Even the Sindh Assembly on Thursday urged the government to take immediate preventive measures, as the treasury and opposition benches expressed their concern over the death of Dr Yusra Afaq. The assembly members advocated the immediate need to protect doctors and stressed that public must be informed about what the government was doing to “check such mysterious diseases.”
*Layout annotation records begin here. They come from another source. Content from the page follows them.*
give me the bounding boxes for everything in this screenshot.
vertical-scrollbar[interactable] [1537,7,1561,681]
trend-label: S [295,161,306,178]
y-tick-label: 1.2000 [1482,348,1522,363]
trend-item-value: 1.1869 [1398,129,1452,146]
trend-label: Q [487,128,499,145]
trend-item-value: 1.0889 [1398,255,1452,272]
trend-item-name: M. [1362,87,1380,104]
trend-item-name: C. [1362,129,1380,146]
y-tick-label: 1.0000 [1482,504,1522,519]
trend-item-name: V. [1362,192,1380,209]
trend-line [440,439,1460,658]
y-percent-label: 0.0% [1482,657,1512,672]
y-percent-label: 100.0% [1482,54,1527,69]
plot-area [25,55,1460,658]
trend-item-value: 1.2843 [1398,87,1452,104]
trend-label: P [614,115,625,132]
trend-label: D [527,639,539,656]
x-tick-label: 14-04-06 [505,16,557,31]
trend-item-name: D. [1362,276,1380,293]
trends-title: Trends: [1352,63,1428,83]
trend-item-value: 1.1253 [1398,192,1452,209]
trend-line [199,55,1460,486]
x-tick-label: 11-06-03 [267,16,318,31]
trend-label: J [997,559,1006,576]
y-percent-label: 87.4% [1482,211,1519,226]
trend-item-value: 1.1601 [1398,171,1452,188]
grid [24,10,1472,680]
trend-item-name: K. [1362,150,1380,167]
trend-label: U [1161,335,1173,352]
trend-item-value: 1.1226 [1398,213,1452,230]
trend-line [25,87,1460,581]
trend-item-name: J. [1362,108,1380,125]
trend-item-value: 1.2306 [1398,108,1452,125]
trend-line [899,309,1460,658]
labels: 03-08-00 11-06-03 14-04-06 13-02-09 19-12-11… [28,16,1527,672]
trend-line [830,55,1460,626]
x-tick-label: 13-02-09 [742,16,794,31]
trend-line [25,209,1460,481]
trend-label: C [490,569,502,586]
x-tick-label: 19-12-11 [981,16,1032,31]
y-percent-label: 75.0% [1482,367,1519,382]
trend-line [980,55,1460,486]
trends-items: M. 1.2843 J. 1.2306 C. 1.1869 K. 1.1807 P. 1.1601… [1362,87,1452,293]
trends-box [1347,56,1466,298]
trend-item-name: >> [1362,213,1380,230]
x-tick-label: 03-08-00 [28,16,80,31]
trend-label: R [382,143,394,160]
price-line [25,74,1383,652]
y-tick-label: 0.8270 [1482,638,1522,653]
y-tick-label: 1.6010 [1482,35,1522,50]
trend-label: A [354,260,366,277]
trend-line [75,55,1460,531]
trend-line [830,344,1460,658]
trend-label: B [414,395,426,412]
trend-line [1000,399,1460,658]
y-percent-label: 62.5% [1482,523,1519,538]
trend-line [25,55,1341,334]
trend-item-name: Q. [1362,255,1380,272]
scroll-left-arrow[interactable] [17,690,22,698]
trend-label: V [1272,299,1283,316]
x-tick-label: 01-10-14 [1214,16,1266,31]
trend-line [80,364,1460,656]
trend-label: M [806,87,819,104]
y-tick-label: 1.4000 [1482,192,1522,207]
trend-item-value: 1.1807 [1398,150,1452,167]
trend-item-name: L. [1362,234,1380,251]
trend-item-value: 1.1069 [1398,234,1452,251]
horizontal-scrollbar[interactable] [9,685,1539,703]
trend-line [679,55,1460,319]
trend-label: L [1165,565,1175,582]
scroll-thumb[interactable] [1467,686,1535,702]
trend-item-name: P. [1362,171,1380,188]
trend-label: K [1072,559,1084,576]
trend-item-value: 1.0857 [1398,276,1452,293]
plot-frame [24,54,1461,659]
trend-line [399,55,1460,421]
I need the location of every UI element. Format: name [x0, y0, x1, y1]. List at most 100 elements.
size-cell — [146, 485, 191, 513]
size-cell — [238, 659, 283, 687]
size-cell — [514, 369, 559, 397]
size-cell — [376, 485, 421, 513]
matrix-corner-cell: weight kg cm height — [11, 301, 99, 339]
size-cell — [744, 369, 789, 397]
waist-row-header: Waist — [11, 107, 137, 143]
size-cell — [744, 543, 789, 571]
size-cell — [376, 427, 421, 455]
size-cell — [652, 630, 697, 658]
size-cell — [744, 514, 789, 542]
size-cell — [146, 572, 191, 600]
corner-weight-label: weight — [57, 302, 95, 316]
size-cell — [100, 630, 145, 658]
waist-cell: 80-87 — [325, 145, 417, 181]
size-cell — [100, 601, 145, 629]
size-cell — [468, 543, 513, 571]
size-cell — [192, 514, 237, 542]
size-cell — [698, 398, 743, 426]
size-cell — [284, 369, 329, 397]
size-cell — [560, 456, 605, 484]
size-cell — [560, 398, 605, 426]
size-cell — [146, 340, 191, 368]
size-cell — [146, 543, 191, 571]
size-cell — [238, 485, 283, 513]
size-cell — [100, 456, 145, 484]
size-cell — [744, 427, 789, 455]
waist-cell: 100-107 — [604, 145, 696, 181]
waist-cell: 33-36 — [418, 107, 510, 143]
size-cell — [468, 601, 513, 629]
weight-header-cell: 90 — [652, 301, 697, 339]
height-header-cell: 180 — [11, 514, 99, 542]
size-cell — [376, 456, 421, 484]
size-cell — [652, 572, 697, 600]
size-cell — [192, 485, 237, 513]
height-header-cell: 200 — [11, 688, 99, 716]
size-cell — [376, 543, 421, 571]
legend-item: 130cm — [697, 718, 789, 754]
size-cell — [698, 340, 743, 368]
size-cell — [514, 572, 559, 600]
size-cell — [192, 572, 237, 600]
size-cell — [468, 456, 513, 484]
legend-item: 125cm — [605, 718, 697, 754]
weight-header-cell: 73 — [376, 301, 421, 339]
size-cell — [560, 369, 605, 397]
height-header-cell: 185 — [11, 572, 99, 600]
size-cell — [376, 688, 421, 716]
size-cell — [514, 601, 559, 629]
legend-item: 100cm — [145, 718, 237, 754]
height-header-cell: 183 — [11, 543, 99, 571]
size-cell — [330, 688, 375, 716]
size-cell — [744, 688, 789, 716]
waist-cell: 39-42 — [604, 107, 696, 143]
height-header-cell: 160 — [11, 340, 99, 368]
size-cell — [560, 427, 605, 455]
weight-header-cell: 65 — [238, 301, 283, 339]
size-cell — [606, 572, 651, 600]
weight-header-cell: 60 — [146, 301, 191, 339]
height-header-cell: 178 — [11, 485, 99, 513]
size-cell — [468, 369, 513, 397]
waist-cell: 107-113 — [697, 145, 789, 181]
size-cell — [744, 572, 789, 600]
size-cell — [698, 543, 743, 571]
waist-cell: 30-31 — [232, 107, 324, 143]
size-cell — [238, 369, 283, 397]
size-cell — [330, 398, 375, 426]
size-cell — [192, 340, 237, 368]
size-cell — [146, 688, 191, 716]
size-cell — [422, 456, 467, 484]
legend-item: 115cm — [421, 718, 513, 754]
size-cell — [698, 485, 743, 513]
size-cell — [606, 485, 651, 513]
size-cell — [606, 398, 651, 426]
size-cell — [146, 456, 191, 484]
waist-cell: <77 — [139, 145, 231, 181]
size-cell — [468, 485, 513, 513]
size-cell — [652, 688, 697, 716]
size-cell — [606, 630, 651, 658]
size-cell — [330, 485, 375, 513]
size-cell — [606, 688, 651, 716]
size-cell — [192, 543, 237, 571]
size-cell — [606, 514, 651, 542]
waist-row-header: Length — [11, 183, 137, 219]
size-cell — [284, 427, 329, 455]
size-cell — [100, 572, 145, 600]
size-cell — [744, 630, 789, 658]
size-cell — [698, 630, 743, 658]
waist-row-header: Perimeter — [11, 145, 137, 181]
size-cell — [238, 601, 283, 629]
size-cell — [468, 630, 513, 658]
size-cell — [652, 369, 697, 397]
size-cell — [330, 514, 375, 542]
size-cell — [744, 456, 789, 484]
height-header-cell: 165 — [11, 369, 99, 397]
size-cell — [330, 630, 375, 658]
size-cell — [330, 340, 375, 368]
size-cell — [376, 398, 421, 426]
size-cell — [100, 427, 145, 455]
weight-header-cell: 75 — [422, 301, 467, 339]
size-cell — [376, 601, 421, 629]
Commenting on the lady doctor’s death and the state of affairs in government hospitals, a young citizen said that such incidents not only reflected the inefficiency of the Civil Hospital Karachi but also the health department. He wondered whether the “politics and power tussles” in our educational institutions and government hospitals was the cause of much of the malaise. He said that it seemed that the government, as well as the international donors were content with the anti-polio campaigns, where needless media campaigns and a waste of resources were so apparent.
It is relevant to mention here in the case of Dr Yusra Afaq what her family members have said. Her sister-in-law Mrs Almas Shahzad has dispelled the impression ‘deliberately created by the authorities of the health department’ that Dr Yusra had contracted the viral infection in Malaysia. She referred to Yusra’s passport which showed that she had returned home on Aug 25, contracted the virus at least a month after that date, and contracted the viral infection at the Civil Hospital.
It is significant to note that according to the Aga Khan University Hospital, 41 patients with viral haemorrhagic fever were admitted to the hospital between Oct 2 and Nov 23. Of these 41 patients, 34 were from Karachi, and the others from the interior of Sindh and Balochistan. This makes many citizens wonder whether there is a viral fever that is prevalent here. And as one contemplates this dreadful prospect, a thought goes out to the perceptions that the public has about the hygienic conditions of our private and public hospitals, and about the complete absence of effort to educate the public about this viral fever. Are there any dos and don’ts? Can one comfort the questioning, troubled public mind?
What Sindh Health Minister Shabbir Ahmed Qaimkhani has asked EDO Health Dr Khalid Sheikh is important and reflects on the Civil Hospital. He has directed that DDT should be sprayed and other steps be taken to ensure that there is no outbreak of any epidemic.
Meanwhile, the Sindh health department has appointed a committee to look into the cause of the lady doctor’s death and submit a report within 10 days. Not just Yusra’s tormented colleagues would want to know the cause, so would the public.
In fact the public would want concrete steps to get the Civil Hospital cleaned on a permanent basis even if the authorities concerned want or need to approach international donors and then launch a media campaign to trumpet what they have done.